Quem é essa mulher, 36 anos depois

Por Paulo Totti, no Valor Econômico

Duas mulheres de fibra: Zuzu Angel Jones, nascida Zuleika, e Clarice Herzog, nascida Ribeiro Chaves. Da primeira, mataram-lhe o filho, Stuart Edgar. Da segunda, o marido, Vlado.

Naqueles tempos duros, a censura sufocava o choro, mas protestava-se por meio de metáforas, e algumas delas se alojaram entre as mais lindas da poesia brasileira. Chico Buarque e Miltinho, do MPB-4, num triste samba homenagearam Zuzu e lembraram o filho dela, morto aos 25 anos, em 1971. “Quem é essa mulher/ que canta sempre o mesmo arranjo:/ ‘Só queria agasalhar meu anjo/ e deixar seu corpo descansar’?”. Estilista famosa, costureira da sociedade carioca e, dizia-se, de Kim Novak, Liza Minelli e Joan Crawford, Zuzu tornou-se incômoda à ditadura. Moveu céus e terra, chegou à ONU com os reclamos pela recuperação do corpo do filho, torturado até a morte por oficiais da FAB na base aérea do Galeão. A identidade dos assassinos nunca foi revelada, nem encontrado o corpo de Stuart. Jogaram-no ao mar, dizia-se. Por isso, Chico fez mais os seguintes versos: “Quem é essa mulher/ que canta sempre esse estribilho:/ ‘Só queria embalar meu filho/ que mora na escuridão do mar’?”.

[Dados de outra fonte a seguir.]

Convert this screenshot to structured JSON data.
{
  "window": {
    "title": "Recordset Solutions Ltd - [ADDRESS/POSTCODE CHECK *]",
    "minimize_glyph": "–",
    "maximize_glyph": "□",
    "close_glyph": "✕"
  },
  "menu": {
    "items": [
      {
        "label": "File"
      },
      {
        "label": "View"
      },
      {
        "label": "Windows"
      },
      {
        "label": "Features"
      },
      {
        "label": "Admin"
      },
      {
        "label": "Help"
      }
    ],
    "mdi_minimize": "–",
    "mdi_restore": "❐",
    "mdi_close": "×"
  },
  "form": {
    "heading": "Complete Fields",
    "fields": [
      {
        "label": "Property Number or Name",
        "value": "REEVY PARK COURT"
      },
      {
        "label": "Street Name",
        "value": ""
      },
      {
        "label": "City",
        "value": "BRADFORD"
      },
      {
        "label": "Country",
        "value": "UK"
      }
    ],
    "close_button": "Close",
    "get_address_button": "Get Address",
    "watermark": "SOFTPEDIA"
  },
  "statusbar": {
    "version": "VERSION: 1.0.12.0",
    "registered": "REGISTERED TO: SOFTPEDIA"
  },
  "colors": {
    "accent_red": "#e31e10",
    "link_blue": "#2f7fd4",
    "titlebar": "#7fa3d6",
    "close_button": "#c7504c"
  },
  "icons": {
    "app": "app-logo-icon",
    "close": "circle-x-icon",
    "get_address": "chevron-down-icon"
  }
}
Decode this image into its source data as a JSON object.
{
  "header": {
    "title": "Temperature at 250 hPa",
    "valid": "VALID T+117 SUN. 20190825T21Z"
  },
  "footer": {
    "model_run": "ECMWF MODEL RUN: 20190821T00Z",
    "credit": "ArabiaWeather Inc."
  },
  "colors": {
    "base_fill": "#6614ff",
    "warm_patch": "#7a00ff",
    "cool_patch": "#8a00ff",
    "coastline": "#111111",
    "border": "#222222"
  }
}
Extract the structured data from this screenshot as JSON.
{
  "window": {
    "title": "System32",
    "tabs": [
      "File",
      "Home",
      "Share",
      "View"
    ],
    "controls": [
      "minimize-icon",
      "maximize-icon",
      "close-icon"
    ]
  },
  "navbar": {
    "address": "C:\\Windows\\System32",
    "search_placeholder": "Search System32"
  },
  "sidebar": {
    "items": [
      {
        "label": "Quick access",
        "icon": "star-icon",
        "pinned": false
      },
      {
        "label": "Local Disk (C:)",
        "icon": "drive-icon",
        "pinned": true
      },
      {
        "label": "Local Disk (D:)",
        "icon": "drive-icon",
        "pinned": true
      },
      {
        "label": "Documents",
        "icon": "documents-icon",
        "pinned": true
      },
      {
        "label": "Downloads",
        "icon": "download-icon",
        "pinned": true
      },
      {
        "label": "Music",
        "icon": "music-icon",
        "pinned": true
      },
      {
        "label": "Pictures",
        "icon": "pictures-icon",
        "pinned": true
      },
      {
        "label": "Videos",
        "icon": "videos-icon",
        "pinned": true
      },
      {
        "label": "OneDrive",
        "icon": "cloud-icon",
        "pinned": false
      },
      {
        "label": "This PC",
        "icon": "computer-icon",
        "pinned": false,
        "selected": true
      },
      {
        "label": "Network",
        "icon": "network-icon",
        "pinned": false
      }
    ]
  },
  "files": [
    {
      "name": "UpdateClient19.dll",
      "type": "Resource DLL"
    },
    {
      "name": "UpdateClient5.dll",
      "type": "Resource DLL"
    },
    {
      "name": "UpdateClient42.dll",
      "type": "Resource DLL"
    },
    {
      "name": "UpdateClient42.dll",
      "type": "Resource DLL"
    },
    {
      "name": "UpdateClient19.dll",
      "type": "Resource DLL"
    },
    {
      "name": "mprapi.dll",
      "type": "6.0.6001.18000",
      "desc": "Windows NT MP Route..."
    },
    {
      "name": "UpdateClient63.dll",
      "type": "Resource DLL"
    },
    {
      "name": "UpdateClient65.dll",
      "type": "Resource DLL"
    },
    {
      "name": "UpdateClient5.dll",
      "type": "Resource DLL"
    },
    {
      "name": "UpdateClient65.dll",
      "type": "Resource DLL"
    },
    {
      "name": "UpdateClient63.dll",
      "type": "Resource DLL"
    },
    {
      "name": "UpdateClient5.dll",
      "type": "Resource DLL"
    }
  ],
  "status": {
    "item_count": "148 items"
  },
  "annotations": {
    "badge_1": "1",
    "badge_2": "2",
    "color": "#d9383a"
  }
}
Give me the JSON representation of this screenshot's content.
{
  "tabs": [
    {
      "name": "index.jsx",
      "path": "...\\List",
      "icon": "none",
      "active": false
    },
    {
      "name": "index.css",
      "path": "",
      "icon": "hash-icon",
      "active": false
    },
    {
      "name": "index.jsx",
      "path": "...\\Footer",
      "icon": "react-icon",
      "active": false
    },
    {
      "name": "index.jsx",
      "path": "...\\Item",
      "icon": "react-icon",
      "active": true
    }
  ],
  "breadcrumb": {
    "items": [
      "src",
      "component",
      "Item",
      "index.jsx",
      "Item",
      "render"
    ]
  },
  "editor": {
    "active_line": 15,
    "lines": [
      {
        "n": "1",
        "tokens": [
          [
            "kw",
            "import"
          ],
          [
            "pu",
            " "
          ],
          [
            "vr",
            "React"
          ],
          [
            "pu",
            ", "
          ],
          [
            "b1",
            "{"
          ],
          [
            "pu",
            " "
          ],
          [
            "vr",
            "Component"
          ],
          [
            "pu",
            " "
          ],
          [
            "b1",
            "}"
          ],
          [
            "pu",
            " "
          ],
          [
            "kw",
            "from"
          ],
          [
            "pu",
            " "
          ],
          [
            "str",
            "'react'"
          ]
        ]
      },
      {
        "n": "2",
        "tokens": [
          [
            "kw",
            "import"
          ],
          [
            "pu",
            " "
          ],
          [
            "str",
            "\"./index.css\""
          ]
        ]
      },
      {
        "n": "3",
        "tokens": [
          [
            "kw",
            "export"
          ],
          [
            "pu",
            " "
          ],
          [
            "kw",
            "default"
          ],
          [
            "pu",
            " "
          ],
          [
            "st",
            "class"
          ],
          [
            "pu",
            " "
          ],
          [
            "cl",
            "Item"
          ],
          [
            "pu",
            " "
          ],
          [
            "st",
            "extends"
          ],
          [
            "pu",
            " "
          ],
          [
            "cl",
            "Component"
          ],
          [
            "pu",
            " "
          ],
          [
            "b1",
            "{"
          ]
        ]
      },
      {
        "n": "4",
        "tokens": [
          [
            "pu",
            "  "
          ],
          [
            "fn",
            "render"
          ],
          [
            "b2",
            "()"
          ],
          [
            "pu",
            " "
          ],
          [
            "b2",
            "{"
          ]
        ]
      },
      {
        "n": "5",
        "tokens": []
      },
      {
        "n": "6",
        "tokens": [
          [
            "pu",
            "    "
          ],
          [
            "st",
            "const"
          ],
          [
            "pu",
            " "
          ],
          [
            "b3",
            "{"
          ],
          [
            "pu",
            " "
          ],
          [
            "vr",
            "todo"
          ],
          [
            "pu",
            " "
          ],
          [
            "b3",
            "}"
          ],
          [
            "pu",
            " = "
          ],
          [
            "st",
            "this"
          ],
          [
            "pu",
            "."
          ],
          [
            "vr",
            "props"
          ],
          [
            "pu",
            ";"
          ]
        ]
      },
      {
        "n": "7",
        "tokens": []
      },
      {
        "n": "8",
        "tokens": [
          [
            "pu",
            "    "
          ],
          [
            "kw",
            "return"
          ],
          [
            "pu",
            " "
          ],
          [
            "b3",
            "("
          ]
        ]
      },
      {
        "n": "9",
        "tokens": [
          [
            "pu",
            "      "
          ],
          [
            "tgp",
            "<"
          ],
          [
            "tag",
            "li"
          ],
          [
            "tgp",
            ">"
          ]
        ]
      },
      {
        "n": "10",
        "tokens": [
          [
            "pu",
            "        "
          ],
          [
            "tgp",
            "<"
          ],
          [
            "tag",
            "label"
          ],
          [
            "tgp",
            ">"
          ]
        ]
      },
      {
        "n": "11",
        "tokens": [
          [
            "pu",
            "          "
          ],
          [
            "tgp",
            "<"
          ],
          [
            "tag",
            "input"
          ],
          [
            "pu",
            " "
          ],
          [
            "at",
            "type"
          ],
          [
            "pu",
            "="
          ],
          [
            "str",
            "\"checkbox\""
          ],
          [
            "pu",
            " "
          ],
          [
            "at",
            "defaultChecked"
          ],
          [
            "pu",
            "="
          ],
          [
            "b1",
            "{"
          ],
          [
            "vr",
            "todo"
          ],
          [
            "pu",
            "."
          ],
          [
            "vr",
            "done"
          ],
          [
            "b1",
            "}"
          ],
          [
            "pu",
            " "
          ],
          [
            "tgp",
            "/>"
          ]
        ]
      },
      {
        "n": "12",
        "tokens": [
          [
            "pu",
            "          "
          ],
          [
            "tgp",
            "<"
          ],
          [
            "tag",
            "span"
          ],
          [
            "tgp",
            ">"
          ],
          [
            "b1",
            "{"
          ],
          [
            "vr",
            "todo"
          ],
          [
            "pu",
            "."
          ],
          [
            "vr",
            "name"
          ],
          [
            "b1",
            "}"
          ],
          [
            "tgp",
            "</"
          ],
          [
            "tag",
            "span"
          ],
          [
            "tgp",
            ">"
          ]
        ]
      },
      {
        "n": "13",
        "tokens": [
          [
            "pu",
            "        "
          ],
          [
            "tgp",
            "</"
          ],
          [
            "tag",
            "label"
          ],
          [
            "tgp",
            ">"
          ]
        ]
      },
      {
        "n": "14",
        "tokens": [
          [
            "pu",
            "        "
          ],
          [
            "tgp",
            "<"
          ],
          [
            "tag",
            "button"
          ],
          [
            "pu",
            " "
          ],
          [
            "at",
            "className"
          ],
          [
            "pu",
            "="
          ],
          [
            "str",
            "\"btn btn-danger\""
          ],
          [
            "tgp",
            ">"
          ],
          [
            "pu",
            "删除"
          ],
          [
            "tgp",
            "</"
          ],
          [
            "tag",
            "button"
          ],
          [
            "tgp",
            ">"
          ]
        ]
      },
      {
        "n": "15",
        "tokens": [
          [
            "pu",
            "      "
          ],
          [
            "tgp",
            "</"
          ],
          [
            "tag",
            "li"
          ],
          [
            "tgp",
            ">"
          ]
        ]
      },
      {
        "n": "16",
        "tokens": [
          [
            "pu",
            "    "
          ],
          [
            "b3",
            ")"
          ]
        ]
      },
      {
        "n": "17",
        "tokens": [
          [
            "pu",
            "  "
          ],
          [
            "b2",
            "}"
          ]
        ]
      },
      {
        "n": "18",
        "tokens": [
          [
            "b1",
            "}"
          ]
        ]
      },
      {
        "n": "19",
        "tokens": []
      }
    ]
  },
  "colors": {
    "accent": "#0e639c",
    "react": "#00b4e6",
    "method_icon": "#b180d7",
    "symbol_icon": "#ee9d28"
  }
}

Aos 54 anos, em 1976, Zuzu morreu como personagem de novela. Seu Karmann Ghia capotou diversas vezes na estrada Lagoa-Barra, chocou-se contra a mureta de proteção e precipitou-se pelo barranco. A suspeita de sabotagem no sistema de freios do carro nunca foi apurada. Zuzu virou filme

Também protagonista involuntária daqueles tempos trágicos, dias, semanas, meses depois de Vlado ter sido assassinado nos porões do DOI-Codi de São Paulo, em 1975, Clarice ouvia ameaças sempre que o telefone tocava: “Judia fdp”, “comunista”, “matamos um e vamos matar o resto”. Em sua porta havia sempre, dia e noite, um carro da polícia a bisbilhotar, intimidar. E Clarice Herzog virou música. “Chora a nossa pátria mãe gentil./ Choram Marias e Clarices no solo do Brasil”, versos de João Bosco e Aldir Blanc na voz de Elis Regina.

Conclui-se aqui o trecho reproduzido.